After much pondering I think I've finally come up with an answer. Sure it might seem pointless to cut up fabric and put it back together even if it does make pretty patterns but that's not really what quilting is; at least not to me.

I quilt sure, because like most people who do I enjoy the beauty of the fabric, the orderliness of the pattern, the pleasure of creating but that's not really why I do it. The reason, I've come to realize is Love.

I can't always be with the ones I love. I would love nothing more than to hold my little ones all night long but I can't. So in place of me I put a quilt I made especially for them, a touch of my love to warm them through the night, to comfort them when they don't feel good, to remind them of the person who loves them more than words can express.

This is also why I don't like making quilts for money, I'll do it but its not the same when its going to a stranger, I find I don't even enjoy the process as much because it doesn't have the same meaning.

I like to consider the personality of the person I'm making the quilt for. For Joel I made it as manly as possible and Incorporated lots of moose. For Katie of course there's always a lady bug somewhere and for Abby something round and happy.

I also like designing quilts and for each child I made a special block just for them.
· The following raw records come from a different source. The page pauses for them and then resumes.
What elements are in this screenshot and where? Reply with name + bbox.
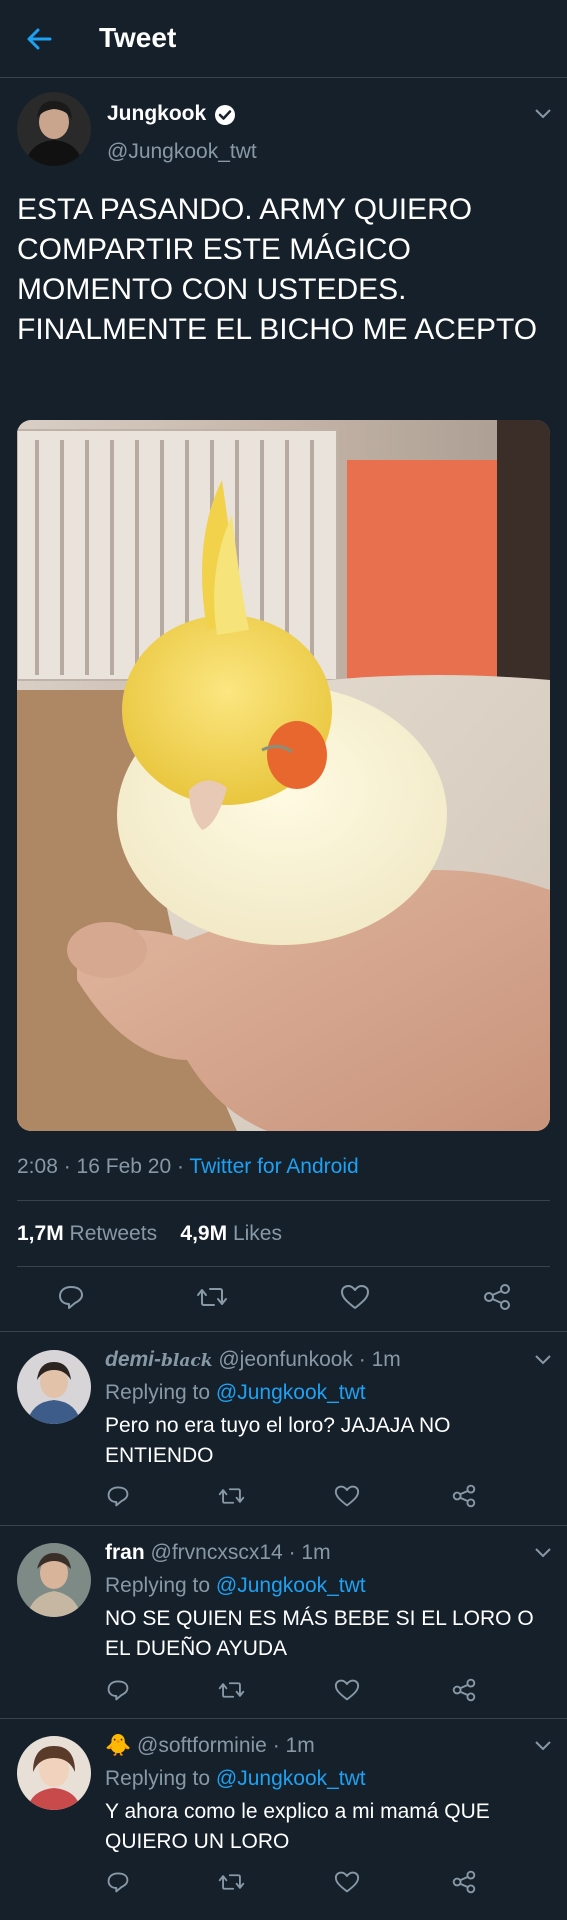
chevron-down-icon[interactable] xyxy=(534,108,552,120)
like-icon[interactable] xyxy=(334,1870,360,1894)
tweet-photo[interactable] xyxy=(17,420,550,1131)
reply-text: Y ahora como le explico a mi mamá QUE QU… xyxy=(105,1800,490,1853)
tweet-date: 16 Feb 20 xyxy=(76,1155,172,1178)
mention-link[interactable]: @Jungkook_twt xyxy=(216,1381,366,1404)
reply-author-handle[interactable]: @jeonfunkook xyxy=(218,1348,353,1371)
replying-to: Replying to @Jungkook_twt xyxy=(105,1381,366,1404)
retweet-icon[interactable] xyxy=(218,1870,245,1894)
chevron-down-icon[interactable] xyxy=(534,1547,552,1559)
tweet-time: 2:08 xyxy=(17,1155,58,1178)
reply-avatar[interactable] xyxy=(17,1543,91,1617)
reply-author-handle[interactable]: @frvncxscx14 xyxy=(151,1541,283,1564)
mention-link[interactable]: @Jungkook_twt xyxy=(216,1767,366,1790)
reply-author-name[interactable]: 🐥 xyxy=(105,1734,131,1757)
author-name[interactable]: Jungkook xyxy=(107,102,206,126)
reply-author-name-suffix[interactable]: black xyxy=(161,1351,213,1371)
reply-header: fran @frvncxscx14 · 1m xyxy=(105,1541,331,1564)
author-handle[interactable]: @Jungkook_twt xyxy=(107,140,257,164)
chevron-down-icon[interactable] xyxy=(534,1740,552,1752)
likes-label[interactable]: Likes xyxy=(233,1222,282,1245)
like-icon[interactable] xyxy=(340,1283,370,1311)
top-bar: Tweet xyxy=(0,0,567,78)
like-icon[interactable] xyxy=(334,1484,360,1508)
share-icon[interactable] xyxy=(482,1283,512,1311)
reply-text: Pero no era tuyo el loro? JAJAJA NO ENTI… xyxy=(105,1414,451,1467)
retweets-count[interactable]: 1,7M xyxy=(17,1222,64,1245)
reply-time: 1m xyxy=(285,1734,315,1757)
back-arrow-icon[interactable] xyxy=(24,24,54,54)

I tried to incorporate their personalities, something that would make me smile and think, "Yes, that's definitely that child!" I haven't made any for our kids yet, save one, I plan to wait until they are in their "big kid" beds before I do (SO Katie and Abby will be getting theirs in the near future). I did design and make my lovely niece one when she was born which was very, very fun!



The one I have made is just a block but then my baby will never have "big kid" bed so there is no reason to wait. After we lost our baby I felt so much sorrow; more than I thought I could ever bear. But that pain could never diminish the love I felt for our tiny baby who I could never hold or wrap up in a quilt during a cold winter's night. I wanted to design a block to express the joy of having our baby no matter what the circumstances, to try and bring across to the viewer the splendour of God's love and the glory of the place where my little one went. I call it "Joy and Glory" and I made it with all the love in my heart. Though it will never touch my baby I can hold it and somehow it comforts me and I feel God's love for me and for my baby.
So just a peak into my thoughts today and if you happen to have a quilt made by me, little, big, or in between what I'm really trying to say is ... I love you!